'Grand Theft' For The Big Screen?

While parents might see video games as a waste of time and money, some young gamers could be training to be the next Stephen Spielberg.

Not in the glitzy world of cinema, but in the online world of machinima: Making movies and music videos using characters and settings from best-selling video games.

Machinima director April Hoffmann told CBS News correspondent Vince Gonzales, "Most people say 'machina-what?'"

With programs and tricks that control and record game play, machinima directors like Hoffman make characters act out a story set in their favorite games.

Her award-winning online series, "The Awakening," echoes the likely lament of all game characters.

"This world that we live in, it suddenly seems so calculated — almost pointless," Hoffman's film says.

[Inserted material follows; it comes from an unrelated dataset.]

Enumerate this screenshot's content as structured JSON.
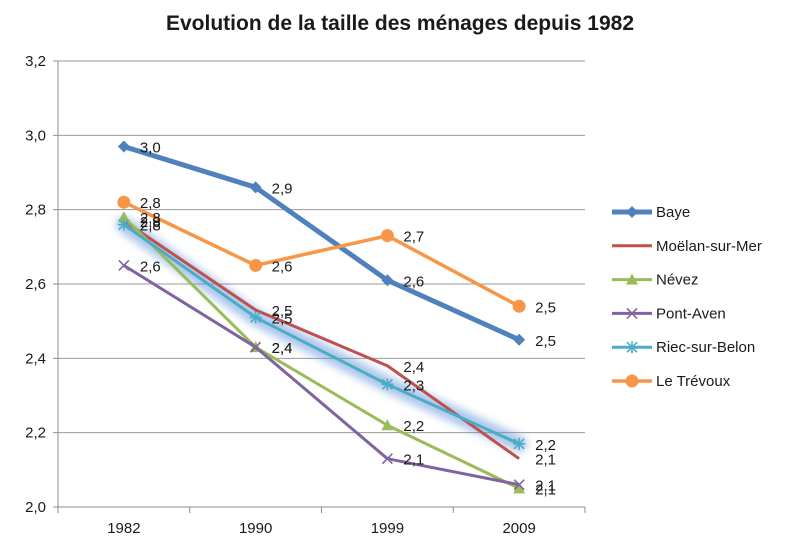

Players worldwide are using games in ways their creators never intended, like turning one of the most violent games, "Grand Theft Auto," into a love story.

And favorite films such as "A Few Good Men" have been re-created almost shot-for-shot in machinima.

In the film version Jack Nicholson asked, "You want the answers?" And Tom Cruise shouted, "I want the truth." In the machinima world, the words are the same, but the characters are animated.

Also, classic comedy sketches have been given a computer animated facelift, such as "Who's on First?" with Abbot and Costello.

Paul Marino runs the fledgling Machinima Academy of Arts and Sciences — an important-sounding name he believes the new industry will grow into.

"We're going to see a lot more people creating machinima series based on these games that they spend so many hours playing," Marino said.

Hoffman's game-playing became a paying job when she made a game commercial.

Machinima is now used for car ads, and MTV-2 features machinima music videos.

And forget about hiring extras. Epic battles are being recreated with video game soldiers.

But so far there is no evidence machinima will ever be used to replace real reporters willing to go anywhere to deliver the news affecting the lives and livelihoods of real Americans.